Let’s focus on libel, as Trump is fixated on what is written about him in the media and in books. A claim for libel arises under state law (either statute, case law or both). There is no federal statute under which a plaintiff can sue for libel.

The details vary a bit from state to state, but in general, an ordinary person (meaning not a public official like Trump) can prove a libel claim when the weight of the evidence shows the defendant made a false statement in writing that had the effect of injuring the plaintiff’s reputation. A plaintiff is not required to show that the defendant acted intentionally or maliciously. Only that the defendant knew or should have known the statement was false.

Constitutional protections for libel and slander

For a public official like Trump, the evidentiary burden for proving libel is much higher, thanks to the U.S. Supreme Court’s landmark decision in New York Times vs. Sullivan. In that 1964 case, the Court ruled that the First and Fourteenth Amendments to the Constitution protect the media’s right to report on and criticize government officials.

Sometimes the media gets facts wrong, and publishes statements that are not true. But, the Supreme Court said, America had a “profound national commitment to the principle that debate on public issues should be uninhibited, robust, and wide-open.” As a result, honest factual errors that might hurt or damage officials’ reputations were not sufficient evidence for a public official to prove libel. Instead, a public official must show that the media acted with “actual malice” — meaning that it knew the published statements were false or acted with reckless disregard to whether the statements were false.

With that high burden, there aren’t many examples of public officials successfully suing for libel. In the handful of winning libel cases by public figures, the media was shown to have either entirely made up the story, or intentionally avoided taking investigatory steps to determine if the story was true or not.

At the moment, Trump is seething about Michael Wolff’s new book Fire and Fury: Inside the Trump White House. Trump’s personal lawyer sent Wolff’s publisher, Henry Holt, a letter demanding that the book be pulled from publication, and threatening a lawsuit for libel if the book was published. An attorney for the publisher calmly responded with her own letter, rejecting Trump’s demands. She also reminded Trump’s attorney that the President was obligated to preserve all “documents related to the contents of the book in the possession of President Trump, his family members, his businesses, his campaign, and his administration [which] will prove particularly relevant to our defense.” The publisher’s defense, of course, is that the statements in the book about Trump are true.

Trump is stuck with the First Amendment, for now

So what can Trump do to “loosen” libel laws? I posed that question to Leonard Niehoff, a Professor of Law at the University of Michigan, and an expert on media and the First Amendment. In an interview conducted by email, Niehoff explained:

In my view, the only thing President Trump could do to “loosen up libel laws” significantly, as he describes it, is to nominate a Supreme Court Justice (or two, or three, or four) who believes that New York Times vs. Sullivan should be reversed. I think this is a fool’s errand for several reasons.

First, the makeup of the Court would have to change dramatically.

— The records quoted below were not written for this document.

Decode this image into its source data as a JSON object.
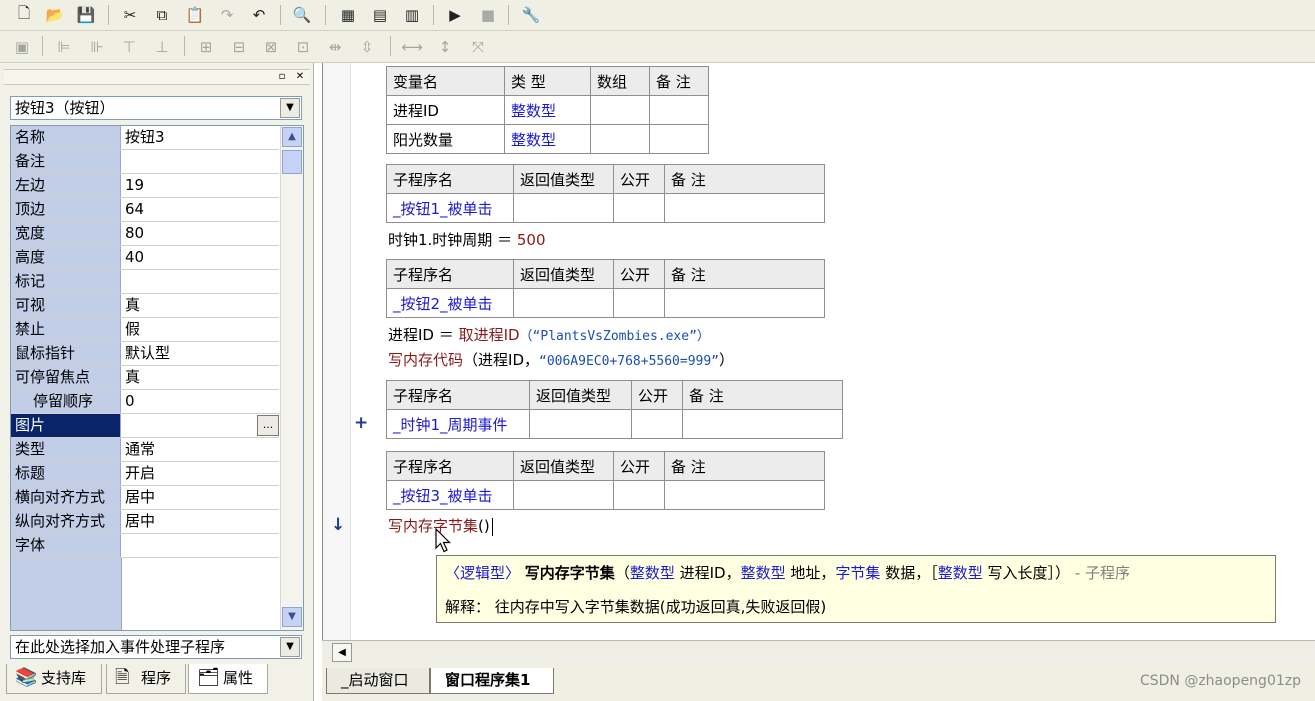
{
  "toolbar1": {
    "icons": [
      "new-file-icon",
      "open-folder-icon",
      "save-icon",
      "cut-icon",
      "copy-icon",
      "paste-icon",
      "redo-icon",
      "undo-icon",
      "find-icon",
      "layout-left-icon",
      "layout-top-icon",
      "layout-grid-icon",
      "run-icon",
      "stop-icon",
      "debug-icon"
    ]
  },
  "properties": {
    "selector": "按钮3（按钮）",
    "rows": [
      {
        "name": "名称",
        "value": "按钮3"
      },
      {
        "name": "备注",
        "value": ""
      },
      {
        "name": "左边",
        "value": "19"
      },
      {
        "name": "顶边",
        "value": "64"
      },
      {
        "name": "宽度",
        "value": "80"
      },
      {
        "name": "高度",
        "value": "40"
      },
      {
        "name": "标记",
        "value": ""
      },
      {
        "name": "可视",
        "value": "真"
      },
      {
        "name": "禁止",
        "value": "假"
      },
      {
        "name": "鼠标指针",
        "value": "默认型"
      },
      {
        "name": "可停留焦点",
        "value": "真"
      },
      {
        "name": "停留顺序",
        "value": "0"
      },
      {
        "name": "图片",
        "value": ""
      },
      {
        "name": "类型",
        "value": "通常"
      },
      {
        "name": "标题",
        "value": "开启"
      },
      {
        "name": "横向对齐方式",
        "value": "居中"
      },
      {
        "name": "纵向对齐方式",
        "value": "居中"
      },
      {
        "name": "字体",
        "value": ""
      }
    ],
    "event_selector": "在此处选择加入事件处理子程序",
    "ellipsis": "..."
  },
  "left_tabs": [
    {
      "label": "支持库"
    },
    {
      "label": "程序"
    },
    {
      "label": "属性"
    }
  ],
  "code": {
    "var_table": {
      "headers": [
        "变量名",
        "类 型",
        "数组",
        "备 注"
      ],
      "rows": [
        [
          "进程ID",
          "整数型",
          "",
          ""
        ],
        [
          "阳光数量",
          "整数型",
          "",
          ""
        ]
      ]
    },
    "sub_headers": [
      "子程序名",
      "返回值类型",
      "公开",
      "备 注"
    ],
    "sub1": "_按钮1_被单击",
    "line1": {
      "left": "时钟1.时钟周期",
      "op": "＝",
      "value": "500"
    },
    "sub2": "_按钮2_被单击",
    "line2": {
      "left": "进程ID",
      "op": "＝",
      "cmd": "取进程ID",
      "args": "（“PlantsVsZombies.exe”）"
    },
    "line3": {
      "cmd": "写内存代码",
      "args1": "（进程ID，",
      "args2": "“006A9EC0+768+5560=999”",
      "args3": "）"
    },
    "sub3": "_时钟1_周期事件",
    "sub4": "_按钮3_被单击",
    "line4": {
      "cmd": "写内存字节集",
      "args": "()"
    },
    "gutter_plus": "+",
    "gutter_arrow": "↓"
  },
  "tooltip": {
    "ret": "〈逻辑型〉",
    "name": "写内存字节集",
    "open": "（",
    "t1": "整数型",
    "p1": "进程ID，",
    "t2": "整数型",
    "p2": "地址，",
    "t3": "字节集",
    "p3": "数据，［",
    "t4": "整数型",
    "p4": "写入长度］）",
    "kind": "- 子程序",
    "explain_label": "解释：",
    "explain": "往内存中写入字节集数据(成功返回真,失败返回假)"
  },
  "editor_tabs": [
    {
      "label": "_启动窗口"
    },
    {
      "label": "窗口程序集1"
    }
  ],
  "watermark": "CSDN @zhaopeng01zp"
}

Second, there is no guarantee that appointing a “conservative” justice would help achieve this goal—after all, many of the Court’s most conservative justices have also been strong proponents of free expression. Chief Justice Rehnquist and Justice Scalia both wrote and joined in pro-free-speech decisions. Finally, and most importantly, Sullivan has become embedded in our jurisprudential DNA. Indeed, one of the most striking things about Sullivan is that it’s language—for example, its celebration of our commitment to speech that is “uninhibited, robust, and wide-open”—shows up in countless Supreme Court cases that have nothing to do with defamation.

As is often the case, Trump is full of anger and bluster, and there isn’t much he can do at all.